A Nondisclosure Agreement (NDA), sometimes referred to as a Confidentiality Agreement, is a legal agreement between two or more people that ensures that confidential information shared by one party will be kept secret by the other party or parties.
Such agreements are often made between employers and employees to protect trade secrets, allowing both parties to acknowledge that a duty of confidentiality exists, to define the scope of the duty and to spell out the possible remedies or sanctions associated with a breach. NDAs are also used by inventors in protecting their ideas and inventions, and between businesses on transactions that involve the exchange of confidential information.
There are a number of items that should be included in every NDA. For starters, who the parties are should be clearly stated, including whether this agreement is mutual (both parties are sharing confidential information) or unilateral (only one party shares confidential information).

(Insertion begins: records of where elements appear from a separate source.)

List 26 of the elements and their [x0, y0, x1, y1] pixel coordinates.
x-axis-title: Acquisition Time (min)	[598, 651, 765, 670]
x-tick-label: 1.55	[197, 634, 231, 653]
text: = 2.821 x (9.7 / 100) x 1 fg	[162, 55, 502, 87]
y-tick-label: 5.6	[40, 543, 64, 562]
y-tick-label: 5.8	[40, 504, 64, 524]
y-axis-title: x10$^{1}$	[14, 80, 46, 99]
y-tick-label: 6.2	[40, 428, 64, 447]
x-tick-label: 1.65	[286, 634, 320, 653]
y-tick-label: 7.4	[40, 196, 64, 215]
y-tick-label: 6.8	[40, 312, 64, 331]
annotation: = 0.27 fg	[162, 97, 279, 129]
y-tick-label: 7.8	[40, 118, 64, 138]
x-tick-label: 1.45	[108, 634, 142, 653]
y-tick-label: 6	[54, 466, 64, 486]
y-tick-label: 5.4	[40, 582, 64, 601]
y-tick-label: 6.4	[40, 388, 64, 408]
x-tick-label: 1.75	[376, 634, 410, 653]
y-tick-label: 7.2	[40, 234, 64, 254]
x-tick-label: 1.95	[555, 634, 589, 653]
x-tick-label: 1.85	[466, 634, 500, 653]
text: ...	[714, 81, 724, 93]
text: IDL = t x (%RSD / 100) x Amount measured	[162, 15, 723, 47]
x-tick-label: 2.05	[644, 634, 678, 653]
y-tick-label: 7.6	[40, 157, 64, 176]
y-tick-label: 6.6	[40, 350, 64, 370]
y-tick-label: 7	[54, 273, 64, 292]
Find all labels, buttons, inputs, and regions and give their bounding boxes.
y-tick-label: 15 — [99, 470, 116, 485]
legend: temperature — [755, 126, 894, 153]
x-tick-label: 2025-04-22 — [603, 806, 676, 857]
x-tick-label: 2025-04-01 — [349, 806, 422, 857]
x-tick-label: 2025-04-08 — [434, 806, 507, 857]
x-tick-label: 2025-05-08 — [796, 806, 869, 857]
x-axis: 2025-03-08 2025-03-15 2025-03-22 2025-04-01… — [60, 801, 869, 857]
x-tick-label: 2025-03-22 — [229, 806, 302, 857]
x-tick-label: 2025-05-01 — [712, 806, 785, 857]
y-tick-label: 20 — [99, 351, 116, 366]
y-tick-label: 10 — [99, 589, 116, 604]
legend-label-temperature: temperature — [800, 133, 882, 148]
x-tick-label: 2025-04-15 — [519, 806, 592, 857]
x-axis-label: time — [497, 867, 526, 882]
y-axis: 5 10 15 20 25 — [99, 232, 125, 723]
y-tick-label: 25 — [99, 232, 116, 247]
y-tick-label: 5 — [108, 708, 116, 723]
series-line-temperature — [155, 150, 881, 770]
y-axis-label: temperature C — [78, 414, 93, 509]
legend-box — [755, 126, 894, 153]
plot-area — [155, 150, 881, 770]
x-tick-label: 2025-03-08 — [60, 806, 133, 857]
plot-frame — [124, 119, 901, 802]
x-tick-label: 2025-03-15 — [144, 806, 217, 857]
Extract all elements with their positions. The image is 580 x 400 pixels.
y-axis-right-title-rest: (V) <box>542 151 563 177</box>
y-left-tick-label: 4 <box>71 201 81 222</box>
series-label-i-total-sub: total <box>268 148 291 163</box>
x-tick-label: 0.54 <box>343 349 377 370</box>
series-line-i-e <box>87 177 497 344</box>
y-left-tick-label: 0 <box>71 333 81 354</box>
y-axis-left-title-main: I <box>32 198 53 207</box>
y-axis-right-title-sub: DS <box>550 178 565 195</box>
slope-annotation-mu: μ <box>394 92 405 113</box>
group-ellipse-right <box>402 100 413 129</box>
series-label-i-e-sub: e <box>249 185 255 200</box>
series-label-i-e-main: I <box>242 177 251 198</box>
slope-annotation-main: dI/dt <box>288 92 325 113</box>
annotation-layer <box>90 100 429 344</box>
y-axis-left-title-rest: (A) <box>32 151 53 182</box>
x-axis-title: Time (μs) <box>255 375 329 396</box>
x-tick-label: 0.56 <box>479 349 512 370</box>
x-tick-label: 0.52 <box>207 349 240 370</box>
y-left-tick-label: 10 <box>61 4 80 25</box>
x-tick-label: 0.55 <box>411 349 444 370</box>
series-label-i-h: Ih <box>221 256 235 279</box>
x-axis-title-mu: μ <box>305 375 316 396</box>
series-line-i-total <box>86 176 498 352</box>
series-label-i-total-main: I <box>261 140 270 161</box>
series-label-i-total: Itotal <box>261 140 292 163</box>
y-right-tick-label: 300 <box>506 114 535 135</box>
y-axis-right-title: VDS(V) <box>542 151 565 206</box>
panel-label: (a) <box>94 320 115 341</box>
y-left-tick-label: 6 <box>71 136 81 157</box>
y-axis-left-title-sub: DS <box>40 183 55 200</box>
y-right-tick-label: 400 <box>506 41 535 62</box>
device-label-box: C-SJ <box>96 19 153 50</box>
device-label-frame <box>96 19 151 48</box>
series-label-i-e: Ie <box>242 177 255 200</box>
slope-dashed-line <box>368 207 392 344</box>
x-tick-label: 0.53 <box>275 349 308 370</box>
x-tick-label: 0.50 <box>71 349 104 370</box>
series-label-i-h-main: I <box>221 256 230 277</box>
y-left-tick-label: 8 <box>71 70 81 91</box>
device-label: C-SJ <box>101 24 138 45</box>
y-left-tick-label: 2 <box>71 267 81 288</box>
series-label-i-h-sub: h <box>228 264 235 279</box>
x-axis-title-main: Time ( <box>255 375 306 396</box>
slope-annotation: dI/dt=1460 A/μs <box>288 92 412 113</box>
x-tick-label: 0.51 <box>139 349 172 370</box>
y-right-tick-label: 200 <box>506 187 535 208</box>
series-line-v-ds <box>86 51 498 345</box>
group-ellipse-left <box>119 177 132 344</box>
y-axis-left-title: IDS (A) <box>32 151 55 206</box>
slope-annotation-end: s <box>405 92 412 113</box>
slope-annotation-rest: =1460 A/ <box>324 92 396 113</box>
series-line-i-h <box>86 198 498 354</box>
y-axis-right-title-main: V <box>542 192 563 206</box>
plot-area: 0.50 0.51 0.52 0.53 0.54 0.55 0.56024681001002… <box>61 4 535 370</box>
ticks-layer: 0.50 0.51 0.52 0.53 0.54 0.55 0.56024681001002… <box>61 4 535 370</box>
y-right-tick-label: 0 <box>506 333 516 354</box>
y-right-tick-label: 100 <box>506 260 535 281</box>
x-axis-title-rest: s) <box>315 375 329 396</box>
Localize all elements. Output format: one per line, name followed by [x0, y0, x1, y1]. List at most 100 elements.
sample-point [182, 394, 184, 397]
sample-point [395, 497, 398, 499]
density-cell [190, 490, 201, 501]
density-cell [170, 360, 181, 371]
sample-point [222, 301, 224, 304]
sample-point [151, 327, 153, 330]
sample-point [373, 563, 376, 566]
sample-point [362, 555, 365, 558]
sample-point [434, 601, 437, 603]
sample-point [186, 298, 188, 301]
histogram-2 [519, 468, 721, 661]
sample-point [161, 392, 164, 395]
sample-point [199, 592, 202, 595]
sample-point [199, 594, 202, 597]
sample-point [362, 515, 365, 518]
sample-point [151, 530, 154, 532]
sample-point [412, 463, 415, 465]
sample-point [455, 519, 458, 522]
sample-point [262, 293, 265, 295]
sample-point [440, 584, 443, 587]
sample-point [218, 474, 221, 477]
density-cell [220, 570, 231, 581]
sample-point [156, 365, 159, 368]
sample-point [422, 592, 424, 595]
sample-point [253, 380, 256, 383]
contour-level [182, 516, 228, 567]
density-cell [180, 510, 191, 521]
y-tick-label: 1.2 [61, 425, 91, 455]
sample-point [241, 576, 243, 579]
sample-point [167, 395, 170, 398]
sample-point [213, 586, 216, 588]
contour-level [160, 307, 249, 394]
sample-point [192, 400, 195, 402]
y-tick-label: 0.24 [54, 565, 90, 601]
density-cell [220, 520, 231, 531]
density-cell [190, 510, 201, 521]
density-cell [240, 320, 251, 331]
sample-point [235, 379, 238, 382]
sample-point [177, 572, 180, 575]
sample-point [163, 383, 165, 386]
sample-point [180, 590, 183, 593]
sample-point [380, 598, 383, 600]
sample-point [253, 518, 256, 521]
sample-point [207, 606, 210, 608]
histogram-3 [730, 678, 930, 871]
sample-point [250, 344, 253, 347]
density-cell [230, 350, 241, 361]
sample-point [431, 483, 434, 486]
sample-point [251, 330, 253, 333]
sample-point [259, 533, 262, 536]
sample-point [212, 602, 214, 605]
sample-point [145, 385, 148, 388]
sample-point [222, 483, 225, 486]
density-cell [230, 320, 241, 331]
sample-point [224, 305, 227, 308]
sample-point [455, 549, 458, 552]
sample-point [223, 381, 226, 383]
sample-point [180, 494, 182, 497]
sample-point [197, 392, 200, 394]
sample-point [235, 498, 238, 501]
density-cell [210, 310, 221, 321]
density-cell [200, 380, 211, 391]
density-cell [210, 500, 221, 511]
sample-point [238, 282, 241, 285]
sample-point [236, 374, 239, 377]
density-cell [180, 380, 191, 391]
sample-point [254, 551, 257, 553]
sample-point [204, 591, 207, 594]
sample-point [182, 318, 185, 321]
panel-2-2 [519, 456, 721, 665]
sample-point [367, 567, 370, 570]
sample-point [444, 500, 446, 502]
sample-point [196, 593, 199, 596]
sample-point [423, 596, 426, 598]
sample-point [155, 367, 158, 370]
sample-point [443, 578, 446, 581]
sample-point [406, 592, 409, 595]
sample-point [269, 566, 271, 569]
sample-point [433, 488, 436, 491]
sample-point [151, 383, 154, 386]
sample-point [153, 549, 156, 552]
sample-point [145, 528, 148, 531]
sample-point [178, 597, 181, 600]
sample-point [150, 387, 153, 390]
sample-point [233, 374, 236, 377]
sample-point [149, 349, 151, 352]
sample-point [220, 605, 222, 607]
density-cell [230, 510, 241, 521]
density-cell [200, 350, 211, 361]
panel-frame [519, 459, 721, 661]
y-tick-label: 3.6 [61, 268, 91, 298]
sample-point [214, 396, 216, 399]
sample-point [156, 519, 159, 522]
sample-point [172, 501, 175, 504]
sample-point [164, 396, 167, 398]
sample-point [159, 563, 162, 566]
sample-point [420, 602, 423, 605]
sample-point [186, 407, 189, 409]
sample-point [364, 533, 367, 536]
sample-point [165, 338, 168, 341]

An NDA should define exactly what is considered confidential. Types of things that are commonly listed are customer lists, procedures, computer software, financial information, systems, and processes. The confidential information itself should not be included in the NDA. The idea is to give a category or type of information that might be shared and needs to remain confidential.
Usually NDAs also state what information is to be excluded from confidentiality. Such exclusions frequently relate to information that was known previously or is public knowledge.
Limitations on the use of the confidential information should be set. For instance, if the agreement is between two businesses, a stipulation can be made that the information can be used to evaluate the product, but not used to further their own business.
Another critical component of an NDA is a statement about the obligations the person receiving the confidential information has. Standards for maintaining secrecy are usually that the receiver will maintain the confidentiality and limit access to the information. However, different people can interpret what keeping something confidential means.
There needs to be a clear statement about who they can share this information with and what the protection measures are. It is important to specify who is privy to the confidential information and what communication about it is acceptable.
Additionally, a well-designed NDA should include discussion of the time period over which the information will be disclosed and how long the confidentiality must be maintained. These time periods should include a starting date. So, if you want the information kept confidential for five years, you need to state five years from when.
A signed NDA gives the party with the confidential information legal recourse should the confidentiality be breached by the party receiving the information. The particulars of that legal recourse should also be part of the agreement, so that the party receiving the information understands what the repercussions of breaking the agreement are.
Confidentiality agreements can be short or long, simple or complex, depending upon what is being kept confidential and who the parties are. Certainly, an attorney should be involved in drafting the document to protect all parties. With the key terms detailed above for an NDA, all parties should have a clearly delineated process defined for working together toward mutual goals.